Rendre ses enfants plus autonomes : des conseils pour y parvenir en douceur

"La première fois qu'elle est restée seule, la grande devait avoir 8 ans. Avec la petite, qui a 9 ans, on a commencé il y a environ 6 mois".  Chez Marjorie, l’autonomie est une valeur très importante. Elle laisse ses filles aller à l’école à vélo. Chacune d’entre elles a aussi appris à rester seule à la maison. "Tout s’est toujours bien passé", nous explique-t-elle. "Je n’ai jamais retrouvé de souk en rentrant ! Elles savent que c’est basé sur la confiance, une sorte de contrat, et que si ça se passe mal, ça s’arrêtera."

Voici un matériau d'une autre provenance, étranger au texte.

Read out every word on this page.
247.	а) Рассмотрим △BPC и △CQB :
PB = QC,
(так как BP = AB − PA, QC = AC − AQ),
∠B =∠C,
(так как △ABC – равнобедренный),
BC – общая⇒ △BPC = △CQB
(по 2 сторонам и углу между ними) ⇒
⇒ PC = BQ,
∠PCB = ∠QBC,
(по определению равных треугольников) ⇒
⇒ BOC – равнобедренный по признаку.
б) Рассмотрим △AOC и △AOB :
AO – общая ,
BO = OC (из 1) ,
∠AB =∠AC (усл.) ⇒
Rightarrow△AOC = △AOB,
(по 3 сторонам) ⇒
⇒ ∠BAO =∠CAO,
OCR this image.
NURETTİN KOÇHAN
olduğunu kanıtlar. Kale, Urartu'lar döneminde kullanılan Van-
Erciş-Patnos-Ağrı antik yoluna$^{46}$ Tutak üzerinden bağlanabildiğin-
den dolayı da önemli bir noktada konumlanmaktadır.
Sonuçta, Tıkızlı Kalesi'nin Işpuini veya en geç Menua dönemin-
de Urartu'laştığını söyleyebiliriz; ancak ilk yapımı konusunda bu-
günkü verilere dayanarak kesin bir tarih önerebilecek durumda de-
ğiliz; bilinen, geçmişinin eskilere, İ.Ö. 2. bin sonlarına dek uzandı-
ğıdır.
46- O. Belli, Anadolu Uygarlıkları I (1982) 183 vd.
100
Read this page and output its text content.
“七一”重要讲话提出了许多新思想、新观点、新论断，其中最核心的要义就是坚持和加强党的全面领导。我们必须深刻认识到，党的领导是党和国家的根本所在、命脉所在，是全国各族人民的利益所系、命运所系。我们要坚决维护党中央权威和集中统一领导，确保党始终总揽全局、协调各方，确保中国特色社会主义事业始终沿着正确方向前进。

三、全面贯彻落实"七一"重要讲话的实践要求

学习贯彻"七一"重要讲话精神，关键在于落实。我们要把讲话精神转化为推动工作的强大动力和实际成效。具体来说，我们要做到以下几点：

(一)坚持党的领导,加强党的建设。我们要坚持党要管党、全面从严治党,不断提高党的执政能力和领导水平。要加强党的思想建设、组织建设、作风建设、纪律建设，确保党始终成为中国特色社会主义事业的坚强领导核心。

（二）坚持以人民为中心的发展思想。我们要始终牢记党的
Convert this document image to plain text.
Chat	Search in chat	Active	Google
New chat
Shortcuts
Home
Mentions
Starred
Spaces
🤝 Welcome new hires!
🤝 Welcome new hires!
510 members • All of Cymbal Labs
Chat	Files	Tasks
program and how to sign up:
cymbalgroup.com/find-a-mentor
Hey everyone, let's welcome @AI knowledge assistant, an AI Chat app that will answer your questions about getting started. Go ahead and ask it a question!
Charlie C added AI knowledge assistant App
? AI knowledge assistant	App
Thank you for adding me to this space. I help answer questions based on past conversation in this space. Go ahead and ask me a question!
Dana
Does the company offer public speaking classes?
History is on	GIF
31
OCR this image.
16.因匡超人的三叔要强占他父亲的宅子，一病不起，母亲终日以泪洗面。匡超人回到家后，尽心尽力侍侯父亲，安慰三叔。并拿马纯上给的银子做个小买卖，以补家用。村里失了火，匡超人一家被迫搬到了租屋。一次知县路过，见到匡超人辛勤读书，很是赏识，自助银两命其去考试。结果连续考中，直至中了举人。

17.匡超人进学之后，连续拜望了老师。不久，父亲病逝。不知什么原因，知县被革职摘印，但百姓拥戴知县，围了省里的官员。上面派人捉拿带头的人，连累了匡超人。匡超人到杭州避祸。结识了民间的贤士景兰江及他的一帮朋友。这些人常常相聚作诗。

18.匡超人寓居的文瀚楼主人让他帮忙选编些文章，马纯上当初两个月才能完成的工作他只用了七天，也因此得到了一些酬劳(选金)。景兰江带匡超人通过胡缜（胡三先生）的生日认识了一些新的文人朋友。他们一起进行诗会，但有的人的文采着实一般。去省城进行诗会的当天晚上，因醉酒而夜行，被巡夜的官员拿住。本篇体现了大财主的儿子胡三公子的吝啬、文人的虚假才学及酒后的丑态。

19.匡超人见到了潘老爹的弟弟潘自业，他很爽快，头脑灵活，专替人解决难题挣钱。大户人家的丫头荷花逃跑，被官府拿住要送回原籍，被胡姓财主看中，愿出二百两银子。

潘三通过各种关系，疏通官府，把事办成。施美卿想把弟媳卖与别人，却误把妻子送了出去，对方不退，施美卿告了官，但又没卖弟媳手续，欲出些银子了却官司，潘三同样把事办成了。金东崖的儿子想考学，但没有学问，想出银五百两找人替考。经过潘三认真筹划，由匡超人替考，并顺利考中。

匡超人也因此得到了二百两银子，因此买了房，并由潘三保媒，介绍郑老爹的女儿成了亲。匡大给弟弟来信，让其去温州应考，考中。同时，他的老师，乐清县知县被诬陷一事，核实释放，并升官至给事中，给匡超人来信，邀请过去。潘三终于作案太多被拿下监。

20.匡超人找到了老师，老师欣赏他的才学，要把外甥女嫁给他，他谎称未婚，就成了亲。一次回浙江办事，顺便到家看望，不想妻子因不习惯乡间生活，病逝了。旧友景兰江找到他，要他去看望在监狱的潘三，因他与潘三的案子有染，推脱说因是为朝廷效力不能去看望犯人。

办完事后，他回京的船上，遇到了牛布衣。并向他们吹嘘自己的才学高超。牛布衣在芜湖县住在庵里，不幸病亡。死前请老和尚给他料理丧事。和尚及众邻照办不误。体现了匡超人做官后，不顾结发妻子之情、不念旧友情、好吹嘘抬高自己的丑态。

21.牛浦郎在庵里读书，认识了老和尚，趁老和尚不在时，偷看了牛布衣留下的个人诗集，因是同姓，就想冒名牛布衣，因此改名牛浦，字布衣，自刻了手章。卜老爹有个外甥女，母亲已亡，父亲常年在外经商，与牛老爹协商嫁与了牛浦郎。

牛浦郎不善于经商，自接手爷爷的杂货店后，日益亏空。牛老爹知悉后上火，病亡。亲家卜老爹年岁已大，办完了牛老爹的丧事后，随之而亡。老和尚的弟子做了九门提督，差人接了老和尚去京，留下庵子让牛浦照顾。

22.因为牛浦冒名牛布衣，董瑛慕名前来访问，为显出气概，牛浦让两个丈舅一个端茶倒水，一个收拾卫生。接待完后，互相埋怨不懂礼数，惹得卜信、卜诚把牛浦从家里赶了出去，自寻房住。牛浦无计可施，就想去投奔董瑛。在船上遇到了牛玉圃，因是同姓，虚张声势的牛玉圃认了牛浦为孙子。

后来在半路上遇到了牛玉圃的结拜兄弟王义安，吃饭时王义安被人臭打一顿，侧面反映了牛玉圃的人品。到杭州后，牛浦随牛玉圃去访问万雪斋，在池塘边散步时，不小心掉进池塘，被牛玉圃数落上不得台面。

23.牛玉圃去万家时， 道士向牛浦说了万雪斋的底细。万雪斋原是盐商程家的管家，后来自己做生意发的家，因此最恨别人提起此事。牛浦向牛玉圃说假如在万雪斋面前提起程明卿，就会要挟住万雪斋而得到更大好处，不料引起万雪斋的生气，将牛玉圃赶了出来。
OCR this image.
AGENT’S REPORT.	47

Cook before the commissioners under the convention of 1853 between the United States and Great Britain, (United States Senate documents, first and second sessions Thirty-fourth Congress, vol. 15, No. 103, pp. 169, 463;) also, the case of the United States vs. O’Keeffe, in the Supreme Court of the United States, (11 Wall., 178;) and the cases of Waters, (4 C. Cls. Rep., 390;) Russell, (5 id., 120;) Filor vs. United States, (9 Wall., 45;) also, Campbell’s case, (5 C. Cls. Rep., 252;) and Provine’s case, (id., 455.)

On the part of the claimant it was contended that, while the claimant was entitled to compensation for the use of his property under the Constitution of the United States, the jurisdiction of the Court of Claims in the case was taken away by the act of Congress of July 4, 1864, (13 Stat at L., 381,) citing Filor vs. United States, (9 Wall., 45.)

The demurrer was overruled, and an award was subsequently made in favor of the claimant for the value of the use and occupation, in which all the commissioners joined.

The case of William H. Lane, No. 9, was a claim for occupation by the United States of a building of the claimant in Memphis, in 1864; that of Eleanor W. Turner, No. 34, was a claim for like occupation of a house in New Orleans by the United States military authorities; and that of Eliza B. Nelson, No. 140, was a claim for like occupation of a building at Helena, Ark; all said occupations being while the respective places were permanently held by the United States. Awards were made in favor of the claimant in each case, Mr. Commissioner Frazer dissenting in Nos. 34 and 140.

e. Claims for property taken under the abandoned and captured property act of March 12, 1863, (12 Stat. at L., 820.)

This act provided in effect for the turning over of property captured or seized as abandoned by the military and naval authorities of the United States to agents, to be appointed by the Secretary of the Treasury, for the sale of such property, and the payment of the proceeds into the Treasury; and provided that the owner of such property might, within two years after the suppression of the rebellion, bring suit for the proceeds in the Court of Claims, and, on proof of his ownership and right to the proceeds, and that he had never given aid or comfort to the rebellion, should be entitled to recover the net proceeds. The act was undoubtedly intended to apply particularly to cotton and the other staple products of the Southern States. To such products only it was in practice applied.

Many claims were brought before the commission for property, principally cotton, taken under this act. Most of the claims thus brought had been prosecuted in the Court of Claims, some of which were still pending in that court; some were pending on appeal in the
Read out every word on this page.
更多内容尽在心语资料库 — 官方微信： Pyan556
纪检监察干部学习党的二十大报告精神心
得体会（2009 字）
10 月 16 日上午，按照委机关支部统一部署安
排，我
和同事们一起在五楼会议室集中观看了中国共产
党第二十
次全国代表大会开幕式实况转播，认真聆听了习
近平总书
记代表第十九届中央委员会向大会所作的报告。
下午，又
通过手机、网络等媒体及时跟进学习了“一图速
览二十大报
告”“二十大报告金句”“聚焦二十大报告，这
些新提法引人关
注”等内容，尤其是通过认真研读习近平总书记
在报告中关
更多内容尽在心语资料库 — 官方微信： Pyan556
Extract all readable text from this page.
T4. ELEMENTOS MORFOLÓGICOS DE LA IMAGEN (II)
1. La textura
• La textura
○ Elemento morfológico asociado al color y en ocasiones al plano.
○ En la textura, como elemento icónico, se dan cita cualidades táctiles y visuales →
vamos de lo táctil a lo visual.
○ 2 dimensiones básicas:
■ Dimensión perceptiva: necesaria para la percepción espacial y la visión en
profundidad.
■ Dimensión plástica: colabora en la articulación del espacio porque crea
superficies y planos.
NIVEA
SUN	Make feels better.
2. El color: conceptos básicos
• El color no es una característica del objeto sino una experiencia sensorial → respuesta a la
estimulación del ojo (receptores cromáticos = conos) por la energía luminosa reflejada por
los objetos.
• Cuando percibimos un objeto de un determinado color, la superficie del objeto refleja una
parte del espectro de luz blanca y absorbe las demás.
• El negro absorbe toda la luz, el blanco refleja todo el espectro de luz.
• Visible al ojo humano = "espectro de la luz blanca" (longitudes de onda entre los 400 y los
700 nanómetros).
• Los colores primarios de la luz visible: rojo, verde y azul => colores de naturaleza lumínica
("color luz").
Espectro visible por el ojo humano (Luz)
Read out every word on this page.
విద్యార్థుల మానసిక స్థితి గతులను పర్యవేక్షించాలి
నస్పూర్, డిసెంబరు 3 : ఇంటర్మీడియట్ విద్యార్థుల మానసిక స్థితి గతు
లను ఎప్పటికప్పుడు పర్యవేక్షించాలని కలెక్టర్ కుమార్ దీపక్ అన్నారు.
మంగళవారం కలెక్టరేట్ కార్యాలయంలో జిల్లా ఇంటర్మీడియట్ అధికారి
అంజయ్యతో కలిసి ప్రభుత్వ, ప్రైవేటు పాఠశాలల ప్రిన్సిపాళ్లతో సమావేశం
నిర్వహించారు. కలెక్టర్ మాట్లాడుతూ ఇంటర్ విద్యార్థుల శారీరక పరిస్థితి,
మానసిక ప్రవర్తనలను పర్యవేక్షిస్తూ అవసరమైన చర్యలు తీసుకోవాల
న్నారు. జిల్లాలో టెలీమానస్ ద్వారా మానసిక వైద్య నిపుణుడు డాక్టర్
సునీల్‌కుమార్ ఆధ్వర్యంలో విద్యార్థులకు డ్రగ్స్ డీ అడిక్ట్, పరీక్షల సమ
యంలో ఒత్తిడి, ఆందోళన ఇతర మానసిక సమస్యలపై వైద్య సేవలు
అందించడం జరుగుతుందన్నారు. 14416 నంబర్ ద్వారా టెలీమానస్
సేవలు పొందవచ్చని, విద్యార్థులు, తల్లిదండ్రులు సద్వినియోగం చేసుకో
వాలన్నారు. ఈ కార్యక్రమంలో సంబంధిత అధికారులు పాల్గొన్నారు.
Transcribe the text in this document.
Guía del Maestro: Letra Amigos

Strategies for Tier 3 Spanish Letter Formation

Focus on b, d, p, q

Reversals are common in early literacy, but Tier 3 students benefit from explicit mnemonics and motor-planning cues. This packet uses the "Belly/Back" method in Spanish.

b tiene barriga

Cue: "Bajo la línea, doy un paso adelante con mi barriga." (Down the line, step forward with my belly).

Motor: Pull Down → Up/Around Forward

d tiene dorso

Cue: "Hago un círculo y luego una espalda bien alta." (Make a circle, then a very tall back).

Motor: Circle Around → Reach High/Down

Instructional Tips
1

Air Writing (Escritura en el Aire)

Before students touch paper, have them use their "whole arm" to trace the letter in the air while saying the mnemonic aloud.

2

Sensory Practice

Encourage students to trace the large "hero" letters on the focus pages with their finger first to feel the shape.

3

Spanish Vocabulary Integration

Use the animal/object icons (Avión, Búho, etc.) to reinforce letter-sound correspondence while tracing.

Même retour d’expérience positif chez Benjamin, père de trois enfants. "Ils sont âgés de 7 à 11 ans. On a commencé progressivement, par des demi-heures. Puis on a augmenté un peu la durée". Parfois, c’est le temps d’aller faire une course, parfois pour conduire un des enfants à une activité. "Ils ne font pas les mêmes choses, aux mêmes horaires, et trouvent ça embêtant d’attendre le frère ou la sœur. Ils préfèrent de loin rester à la maison."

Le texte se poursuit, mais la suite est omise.